Limits. A maximum of 500 files per component is enforced to prevent excessive scan times in large repositories.

What you see at this stage: Firmis prints each detected platform and component count before scanning starts. If you have 12 MCP servers installed, you’ll see all 12 listed — including the ones you forgot about.

Stage 2: Rule Engine

This is where the security analysis happens. Every collected file is passed through the rule engine, which applies 209 YAML rules across 16 threat categories.

Traditional security scanners look for known CVEs and malware hashes. Agent threats are different — they hide in tool descriptions, YAML configs, and natural language instructions. Firmis’s rule engine is designed specifically for this.

Rule evaluation. Each rule defines one or more patterns. Firmis applies each pattern to the file content and records a match weight (0–100) for each hit. The confidence score for a finding is computed as:

confidence = Math.max(ratioConfidence, maxSinglePatternWeight)

Where ratioConfidence reflects how many of the rule’s patterns matched relative to the total, and maxSinglePatternWeight is the weight of the single strongest match. A rule’s confidenceThreshold field sets the minimum confidence required for a finding to be emitted.

What this means in practice: A single exact match on an AWS key pattern (weight 100) fires immediately. An ambiguous pattern like fetch() alone (weight 35) does not — it needs to co-occur with other signals before Firmis reports it. This is how false positive rates stay low.

Document multiplier. Files with .md and .txt extensions receive a 0.15x confidence multiplier before threshold comparison. This suppresses low-weight matches in documentation files that are unlikely to represent real threats. The secret-detection category is exempt from this multiplier because secrets in .env.example files are still actionable — and still dangerous if committed to source control.

Deduplication. When a path-based scan runs, the same file may be indexed by multiple platforms (for example, a shared src/ directory picked up by both claude and mcp). Firmis deduplicates findings with the same (ruleId, file, line) triple, keeping the first occurrence and discarding the rest. Without deduplication, a single malicious file in a shared directory could appear as 5 separate findings.

Stage 3: Reporter

After all platforms are scanned, findings are passed to the reporter.

Format	Flag	Description
Terminal	(default)	Color-coded output with severity, rule ID, file, and line
JSON	`--json`	Machine-readable array of finding objects
SARIF 2.1.0	`--sarif`	Standard format for GitHub Security tab and CI tools
HTML	`--html`	Self-contained report with summary table and finding details

The terminal reporter groups findings by severity (critical → high → medium → low) and prints a summary line with total counts and scan duration.

Example terminal output for a real finding:

CRITICAL  tp-001  mcp/weather-server/index.js:47
  Hidden Instructions in Tool Descriptions
  Zero-width Unicode character (\u200B) found in tool description.
  This character is invisible to humans but processed by the agent.
  Remediation: Remove all invisible Unicode characters from tool descriptions.

What Firmis does NOT do

Understanding the scope of static analysis helps you plan a complete security posture.

Firmis does NOT…	Why it matters
Modify your code	Firmis is read-only.

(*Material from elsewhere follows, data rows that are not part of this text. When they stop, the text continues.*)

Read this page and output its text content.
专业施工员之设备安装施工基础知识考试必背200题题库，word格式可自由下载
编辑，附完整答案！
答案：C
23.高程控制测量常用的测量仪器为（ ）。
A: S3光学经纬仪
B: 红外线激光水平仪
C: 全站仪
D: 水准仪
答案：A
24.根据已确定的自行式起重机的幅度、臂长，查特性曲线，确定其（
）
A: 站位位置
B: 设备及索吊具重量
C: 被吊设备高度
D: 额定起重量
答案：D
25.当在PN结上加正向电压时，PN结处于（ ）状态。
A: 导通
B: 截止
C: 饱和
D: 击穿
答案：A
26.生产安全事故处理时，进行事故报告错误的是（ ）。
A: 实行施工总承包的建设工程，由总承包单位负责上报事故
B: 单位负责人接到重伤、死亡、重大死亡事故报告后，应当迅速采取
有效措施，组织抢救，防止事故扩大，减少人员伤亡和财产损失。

Running a scan changes nothing in your repository.
Require network access	All 209 rules are bundled locally. Scanning works fully offline.
Upload telemetry by default	No code, paths, findings, or metadata leave your machine unless you explicitly opt in to telemetry in config.
Detect runtime behavioral attacks	Firmis is a static scanner. It cannot observe live prompt injection via user input, real-time exfiltration, or session hijacking.
Execute code	No code in scanned files is run. Pattern matching operates on raw file content and AST nodes.